Have Misophonia but just realized I probably also have SPD

It's so nice to realize that I'm not alone. I've had most of these issues since I was very young. I also have Misophonia. I have not been diagnosed with SPD so I'm not 100% sure that's what I have but so much of this is familiar.




I've had issues with certain types of clothing since I was young but it's gotten worse. I haven't worn jeans in years because of the way they feel on my legs, I actually feel intense anger and sometimes cry if I try to wear them. I've recently had issues wearing a bra and now can't wear one for more than a few minutes before I need to rip it off. This has made life in business very hard as I have to wear a bra to my meetings but it's all I can think about all day and I have to take breaks in the bathroom to take it off and give myself a break.

Sudden Loud noises send my heart into my throat and are followed by intense anger. I hate being touched softly and am extremely ticklish. My handwriting is atrocious and my wrist hurts from writing most the time. I am extremely clumsy, always bumping into things and covered in bruises. When I was little I broke my arm brushing my teeth because I brushed too hard and pushed myself backwards and fell off a stool into the wall. My parents always tease that


I'm heavy handed and put too much force into picking things up or doing tasks with my hands. I can't deal with bright light and need complete dark to sleep.

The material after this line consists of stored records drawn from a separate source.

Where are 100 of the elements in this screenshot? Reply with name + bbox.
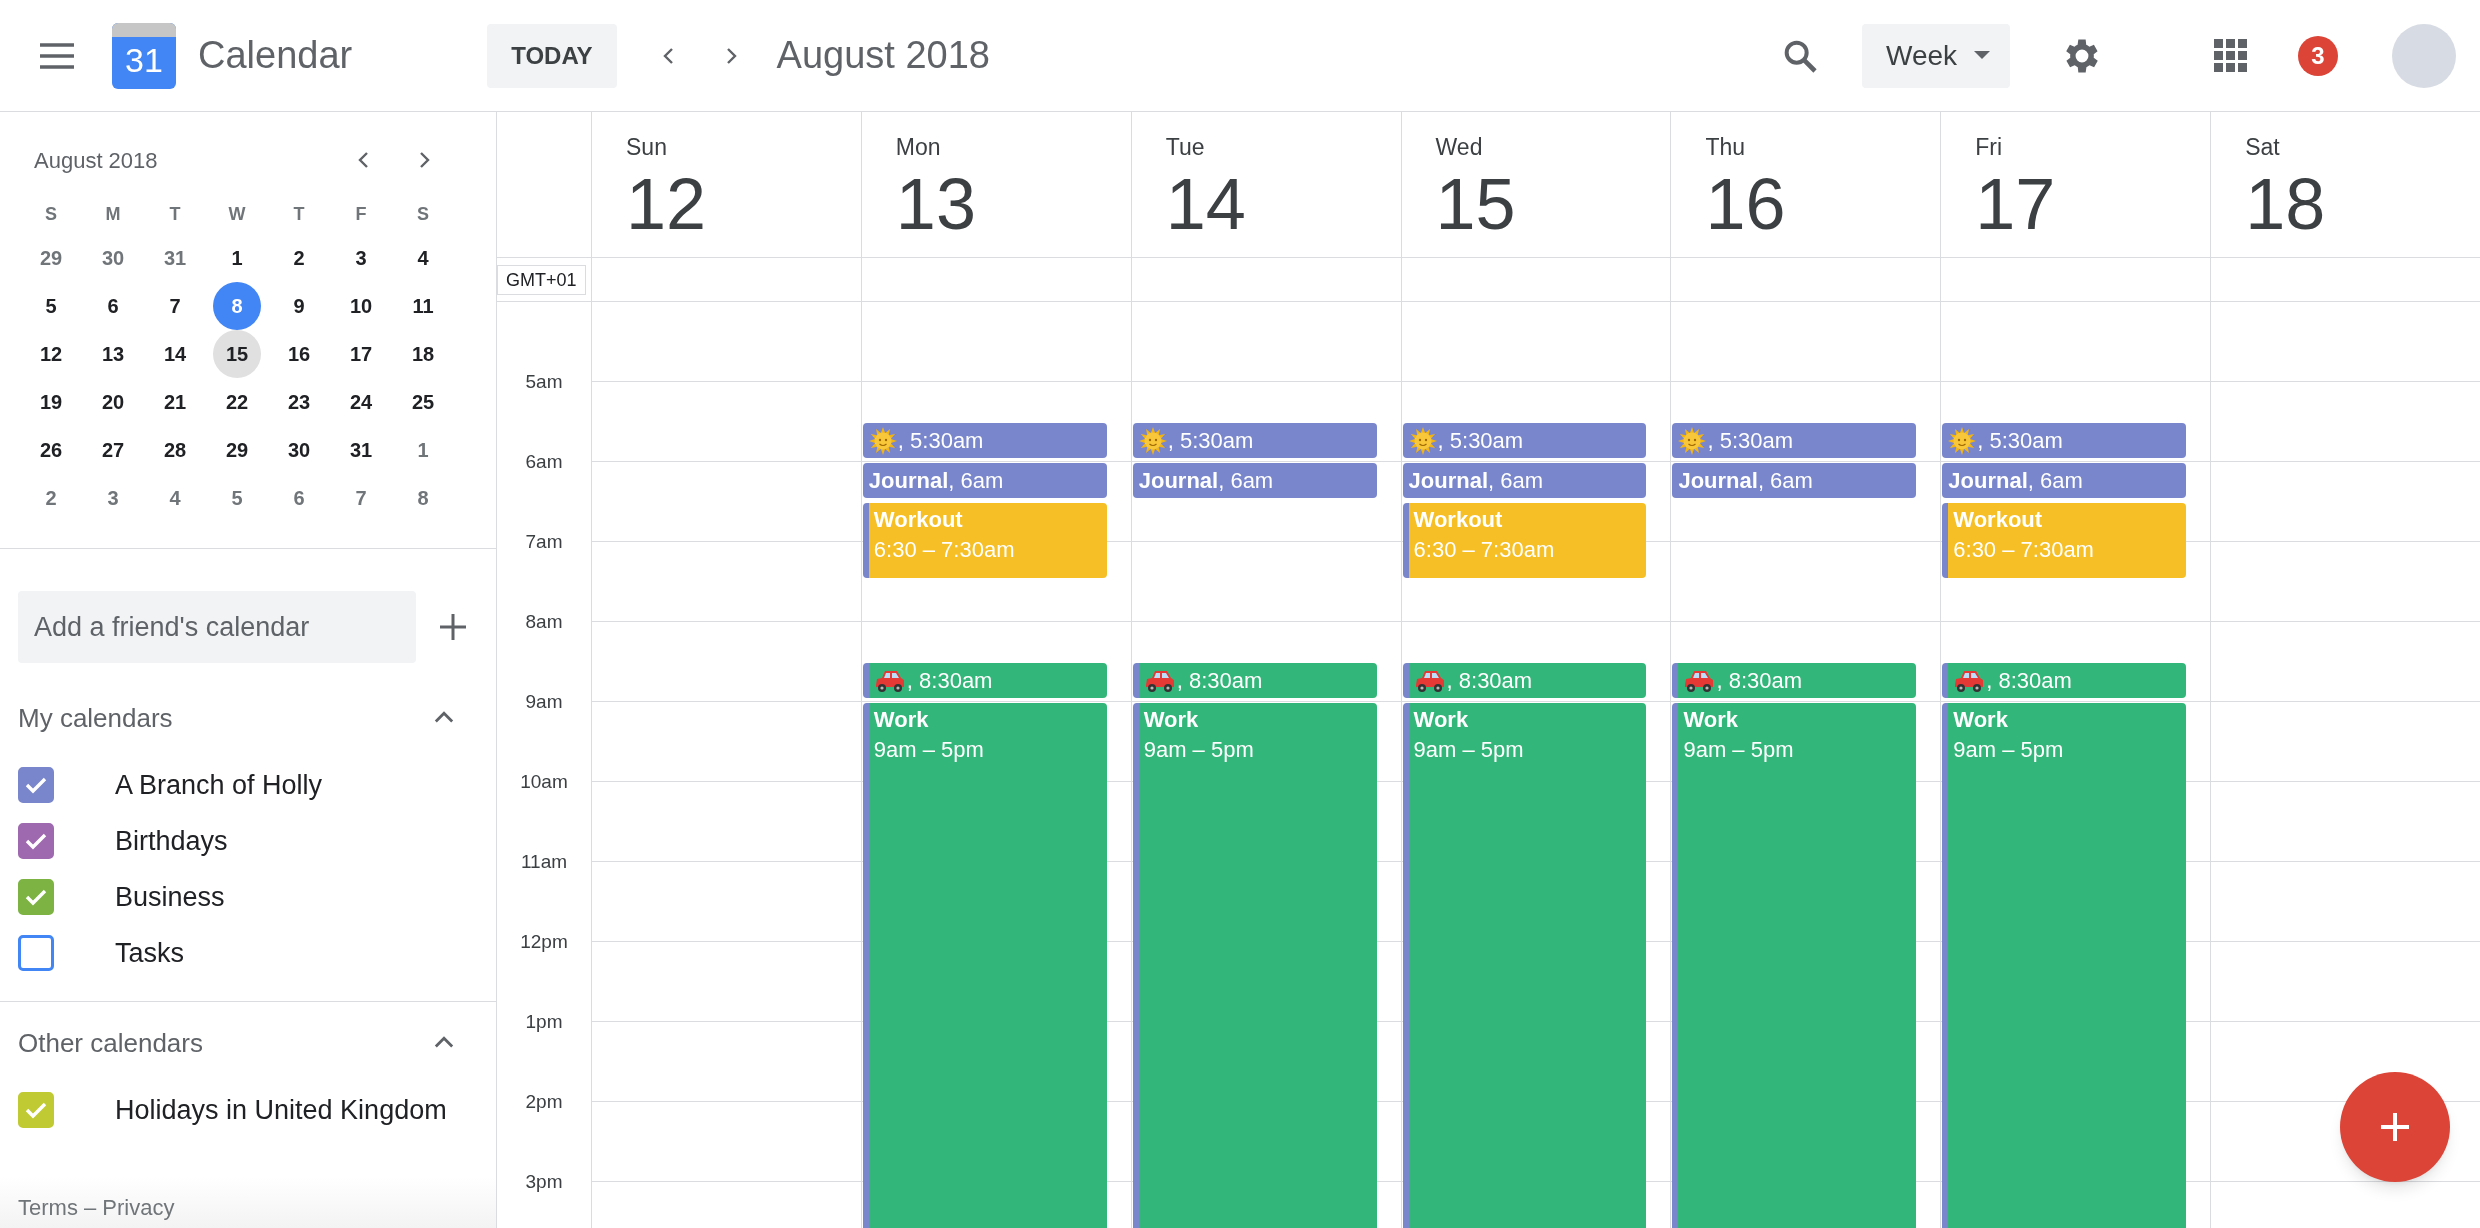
- mini-calendar-day[interactable]: 31: [337, 426, 385, 474]
- calendar-checkbox[interactable]: [18, 767, 54, 803]
- mini-calendar-title: August 2018: [34, 146, 158, 175]
- day-number[interactable]: 12: [626, 162, 707, 246]
- mini-calendar-day[interactable]: 19: [27, 378, 75, 426]
- day-number[interactable]: 16: [1705, 162, 1786, 246]
- event-text: , 5:30am: [1977, 426, 2063, 455]
- mini-calendar-day[interactable]: 28: [151, 426, 199, 474]
- weekday-name: Sat: [2245, 133, 2281, 162]
- weekday-label: W: [227, 202, 247, 226]
- mini-calendar-day[interactable]: 9: [275, 282, 323, 330]
- event-text: , 8:30am: [1446, 666, 1533, 695]
- mini-calendar-day[interactable]: 23: [275, 378, 323, 426]
- mini-calendar-day[interactable]: 7: [337, 474, 385, 522]
- calendar-checkbox[interactable]: [18, 1092, 54, 1128]
- mini-calendar-day[interactable]: 11: [399, 282, 447, 330]
- mini-calendar-day[interactable]: 1: [399, 426, 447, 474]
- weekday-label: T: [292, 202, 306, 226]
- mini-calendar-day[interactable]: 3: [337, 234, 385, 282]
- event-text: , 8:30am: [1176, 666, 1263, 695]
- section-title: My calendars: [18, 701, 173, 735]
- mini-calendar-day[interactable]: 12: [27, 330, 75, 378]
- hour-label: 9am: [525, 689, 563, 714]
- calendar-name: Holidays in United Kingdom: [115, 1093, 447, 1127]
- hour-label: 7am: [525, 529, 563, 554]
- weekday-name: Thu: [1705, 133, 1747, 162]
- mini-calendar-day[interactable]: 31: [151, 234, 199, 282]
- calendar-name: Tasks: [115, 936, 185, 970]
- mini-calendar-day[interactable]: 2: [27, 474, 75, 522]
- mini-calendar-day[interactable]: 2: [275, 234, 323, 282]
- weekday-name: Sun: [626, 133, 668, 162]
- mini-calendar-day[interactable]: 25: [399, 378, 447, 426]
- weekday-name: Mon: [895, 133, 942, 162]
- mini-calendar-day[interactable]: 22: [213, 378, 261, 426]
- mini-calendar-day[interactable]: 5: [27, 282, 75, 330]
- event-text: , 8:30am: [906, 666, 993, 695]
- weekday-name: Fri: [1975, 133, 2004, 162]
- mini-calendar-day[interactable]: 1: [213, 234, 261, 282]
- event-text: , 8:30am: [1716, 666, 1803, 695]
- calendar-checkbox[interactable]: [18, 879, 54, 915]
- menu-icon[interactable]: [38, 40, 76, 71]
- event-text: , 5:30am: [1437, 426, 1524, 455]
- calendar-checkbox[interactable]: [18, 823, 54, 859]
- section-title: Other calendars: [18, 1026, 203, 1060]
- mini-calendar-day[interactable]: 29: [27, 234, 75, 282]
- mini-calendar-day[interactable]: 6: [89, 282, 137, 330]
- sun-face-icon: [1678, 426, 1707, 455]
- mini-calendar-day[interactable]: 14: [151, 330, 199, 378]
- weekday-name: Wed: [1435, 133, 1484, 162]
- mini-calendar-day[interactable]: 7: [151, 282, 199, 330]
- mini-calendar-day[interactable]: 3: [89, 474, 137, 522]
- weekday-label: S: [416, 202, 430, 226]
- mini-calendar-day[interactable]: 8: [399, 474, 447, 522]
- sun-face-icon: [868, 426, 897, 455]
- hour-label: 8am: [525, 609, 563, 634]
- mini-calendar-day[interactable]: 27: [89, 426, 137, 474]
- mini-calendar-day[interactable]: 20: [89, 378, 137, 426]
- today-button[interactable]: TODAY: [487, 23, 617, 88]
- mini-calendar-day[interactable]: 15: [213, 330, 261, 378]
- mini-calendar-day[interactable]: 21: [151, 378, 199, 426]
- mini-calendar-day[interactable]: 24: [337, 378, 385, 426]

I'm not sure if this is part of it but once I notice something I can't concentrate on anything else and it will actually make me angry. For instance, the blinking light on a smoke alarm in a hotel or the black bars on the top and bottom of some movies. I actually can't watch the movie unless I get rid of them or they are the only thing I can see. I love the feeling of some fabrics and rub them compulsively on my face while I can't deal with other fabrics. I am very compulsive but have been diagnosed with OCD so that's the cause of the compulsions.

I constantly chew the inside of my lips and cheeks . Strong smells either disgust me or give me a euphoric feeling depending on the smell. There is so much more, too much to describe. I have never put all of this into words and reading it makes me sound so difficult and crazy! I am able for the most part to hide these issues; I think I come across as normal to most who don't know me well. Luckily my husband is super supportive and thinks my "quirks" are cute or so he says :) I guess I'm just wondering if this sounds like SPD?